One of the ironies of the local anti-vaccine movement, profiled in this week's cover story, is that it has flourished in the very region that has drawn some of the most famous immunologists in the world. That's due largely to the Bill and Melinda Gates Foundation, which for years has been funding a huge vaccination campaign in developing countries. And so you have the spectacle of Bill Foege, the man who developed the immunization strategy that ended smallpox and now a Gates Foundation employee, living on Vashon Island, where the public elementary school has a vaccine opt-out rate of approximately 25 percent.

Foege has just come out with a book, House on Fire, that tells the story of his triumph over smallpox in the '60s and '70s. Talking by phone from his home, he recalls the genesis of what came to be known as the "cocoon" strategy.

He was working at a medical center in a remote part of Nigeria in late 1966 when he got a call from the Centers for Disease Control and Prevention. Could he help combat a smallpox outbreak that was then taking place? At that time, health officials around the world were trying to deal with such outbreaks by vaccinating everyone they could.

But Foege has another idea: "We concentrated on finding where the people were who had smallpox and vaccinating the people who were around them--family members, people in the village." It worked.
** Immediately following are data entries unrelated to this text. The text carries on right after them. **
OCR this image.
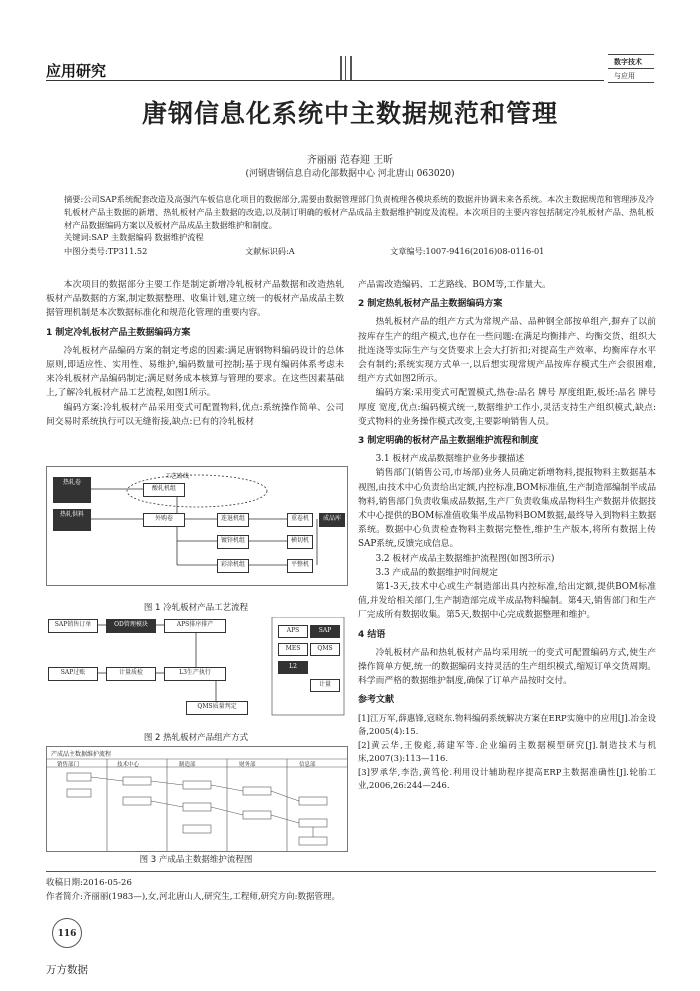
应用研究
数字技术
与应用
唐钢信息化系统中主数据规范和管理
齐丽丽 范春迎 王昕
(河钢唐钢信息自动化部数据中心 河北唐山 063020)
摘要:公司SAP系统配套改造及高强汽车板信息化项目的数据部分,需要由数据管理部门负责梳理各模块系统的数据并协调未来各系统。本次主数据规范和管理涉及冷轧板材产品主数据的新增、热轧板材产品主数据的改造,以及制订明确的板材产品成品主数据维护制度及流程。本次项目的主要内容包括制定冷轧板材产品、热轧板材产品数据编码方案以及板材产品成品主数据维护和制度。
关键词:SAP 主数据编码 数据维护流程
中图分类号:TP311.52	文献标识码:A	文章编号:1007-9416(2016)08-0116-01

本次项目的数据部分主要工作是制定新增冷轧板材产品数据和改造热轧板材产品数据的方案,制定数据整理、收集计划,建立统一的板材产品成品主数据管理机制是本次数据标准化和规范化管理的重要内容。

1 制定冷轧板材产品主数据编码方案

冷轧板材产品编码方案的制定考虑的因素:满足唐钢物料编码设计的总体原则,即适应性、实用性、易维护,编码数量可控制;基于现有编码体系考虑未来冷轧板材产品编码制定;满足财务成本核算与管理的要求。在这些因素基础上,了解冷轧板材产品工艺流程,如图1所示。

编码方案:冷轧板材产品采用变式可配置物料,优点:系统操作简单、公司间交易时系统执行可以无缝衔接,缺点:已有的冷轧板材

热轧卷
热轧供料
酸轧机组
外购卷	连退机组
镀锌机组
彩涂机组
重卷机
横切机
平整机
成品库
工艺路线
图 1 冷轧板材产品工艺流程
SAP销售订单	OD管理模块	APS排序排产
SAP过账	计量质检	L3生产执行
QMS质量判定
APS
MES	QMS
L2
SAP
计量
图 2 热轧板材产品组产方式
产成品主数据维护流程
销售部门	技术中心	制造部	财务部	信息部
图 3 产成品主数据维护流程图
产品需改造编码、工艺路线、BOM等,工作量大。
2 制定热轧板材产品主数据编码方案

热轧板材产品的组产方式为常规产品、品种钢全部按单组产,摒弃了以前按库存生产的组产模式,也存在一些问题:在满足均衡排产、均衡交货、组织大批连浇等实际生产与交货要求上会大打折扣;对提高生产效率、均衡库存水平会有制约;系统实现方式单一,以后想实现常规产品按库存模式生产会很困难,组产方式如图2所示。

编码方案:采用变式可配置模式,热卷:品名 牌号 厚度组距,板坯:品名 牌号 厚度 宽度,优点:编码模式统一,数据维护工作小,灵活支持生产组织模式,缺点:变式物料的业务操作模式改变,主要影响销售人员。

3 制定明确的板材产品主数据维护流程和制度

3.1 板材产成品数据维护业务步骤描述

销售部门(销售公司,市场部)业务人员确定新增物料,提报物料主数据基本视图,由技术中心负责给出定额,内控标准,BOM标准值,生产制造部编制半成品物料,销售部门负责收集成品数据,生产厂负责收集成品物料生产数据并依据技术中心提供的BOM标准值收集半成品物料BOM数据,最终导入到物料主数据系统。数据中心负责检查物料主数据完整性,维护生产版本,将所有数据上传SAP系统,反馈完成信息。

3.2 板材产成品主数据维护流程图(如图3所示)

3.3 产成品的数据维护时间规定

第1-3天,技术中心或生产制造部出具内控标准,给出定额,提供BOM标准值,并发给相关部门,生产制造部完成半成品物料编制。第4天,销售部门和生产厂完成所有数据收集。第5天,数据中心完成数据整理和维护。

4 结语

冷轧板材产品和热轧板材产品均采用统一的变式可配置编码方式,使生产操作简单方便,统一的数据编码支持灵活的生产组织模式,缩短订单交货周期。科学而严格的数据维护制度,确保了订单产品按时交付。

参考文献

[1]江万军,薛惠锋,寇晓东.物料编码系统解决方案在ERP实施中的应用[J].冶金设备,2005(4):15.

[2]黄云华,王俊彪,蒋建军等.企业编码主数据模型研究[J].制造技术与机床,2007(3):113—116.

[3]罗承华,李浩,黄笃伦.利用设计辅助程序提高ERP主数据准确性[J].轮胎工业,2006,26:244—246.

收稿日期:2016-05-26
作者简介:齐丽丽(1983—),女,河北唐山人,研究生,工程师,研究方向:数据管理。
116
万方数据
"But the real test was in India," he says. "In '73, '74, '75, smallpox was so prevalent that in one state alone there were 1,000 cases every day." In came Foege and his cocoon strategy. "We want from the highest rate of smallpox in the world to 0 in 12 months. The last case was in May 1975."

Foege went on to become director of the CDC in the late '70s and early '80s. "During that time we really expanded childhood immunization." Measles, he says, used to be a common killer among children, but now "parents don't even know what measles is anymore." Well, some are learning, given a resurgence of the disease, something health officials attribute largely to vaccine resistance.

Foege is sorry to see that happening, of course. He's been floating the idea of making parents who opt their kids out of immunization sign a form alerting them to the risks--something Vashon's elementary school has acted on.

Yet, he says he also understands the mindset of his neighbors who question the conventional scientific wisdom about vaccines. "Vashon has always attracted independent thinkers," he says. "There's a feeling of not wanting to be told what to do."